Current oligo production uses stepwise, or iterative SPS with P(III) phosphoramidite chemistry to assemble defined sequences of nucleotide monomer building blocks (BBs) into oligo drugs. After each chain extension reaction, the solid support beads are washed to remove debris and excess reagents, ready for another cycle. However, the washing of packed beds of support in ever larger diameter columns with thicker bed depths is very challenging to scale up. Furthermore, although P(III) chemistry is fast and has high coupling efficiency, the monomers are expensive and sensitive. Therefore, new separation methods and alternatives to P(III) chemistry are sought by the pharmaceutical industry.

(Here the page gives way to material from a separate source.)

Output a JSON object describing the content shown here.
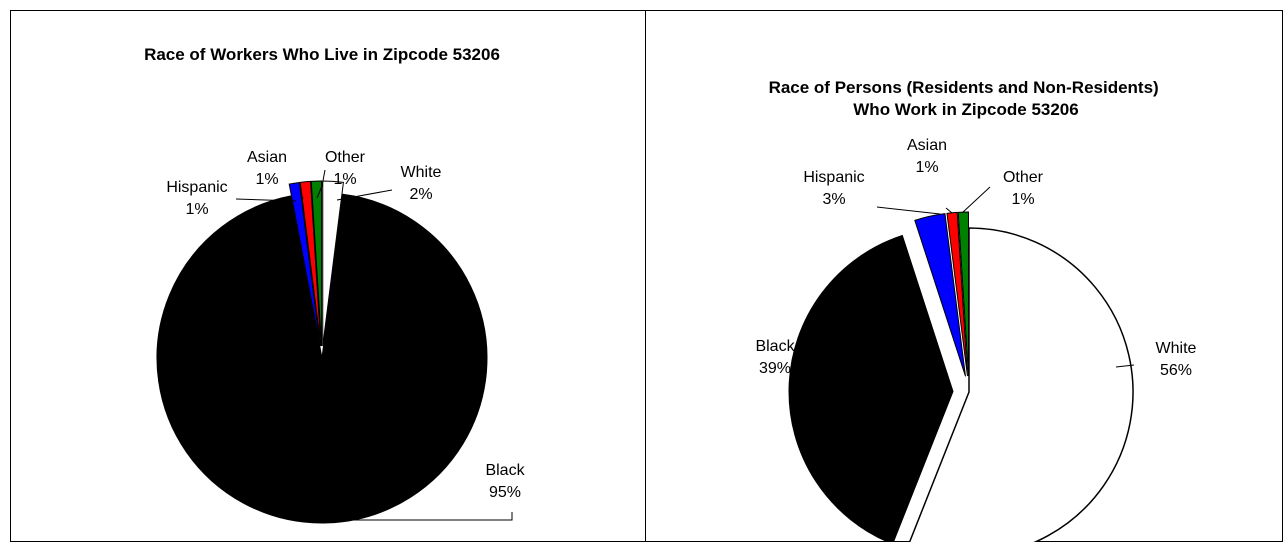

Nanoligo addressed both alternatives to P(III) chemistry and to SPS in three ways: Purification of growing oligos was effected in solution phase using scalable membrane modules; new BBs that maximise the solubility of growing oligos, and minimise the viscosity of the synthesis solution, greatly facilitating solution phase oligo synthesis were tested Nanostar Synthesisers; cheaper, more stable H-phosphonate BBs were prepared, and used to make oligos in a Nanostar Synthesiser.
The physical roadblock of packed support beds can be avoided by performing all the chemistry in solution phase, which can be scaled up almost indefinitely. However, a method must then be found to remove reaction debris after every cycle of chain extension. For this purpose, we are now developing solution phase oligo synthesisers built around size-selective membrane separation. In principle, this is highly scalable because the chemistry industry knows how to circulate and pressurise large volumes of liquid. Before Nanoligo, we had only proved the concept using coffee cup-sized sheets of membrane clamped in flat cells with classical phosphoramidite building blocks (BBs). The process was very slow due to the small membrane area and impossible to scale. It was essential to change to a compact, scalable membrane format. Nanoligo has enabled this, firstly through the consistent production of large areas (many square metres) of PBI nanofiltration membrane - scaling up from square centimetres is non-trivial! Secondly, the PBI membrane was incorporated into Spiral Wound Modules (SWMs), a technology developed for compressing large areas of membrane into a small volume. This approach has been known for decades in the water purification industry, but could not have been applied to our unique polymer membranes developed for organic solvent nanofiltration without the Nanoligo project.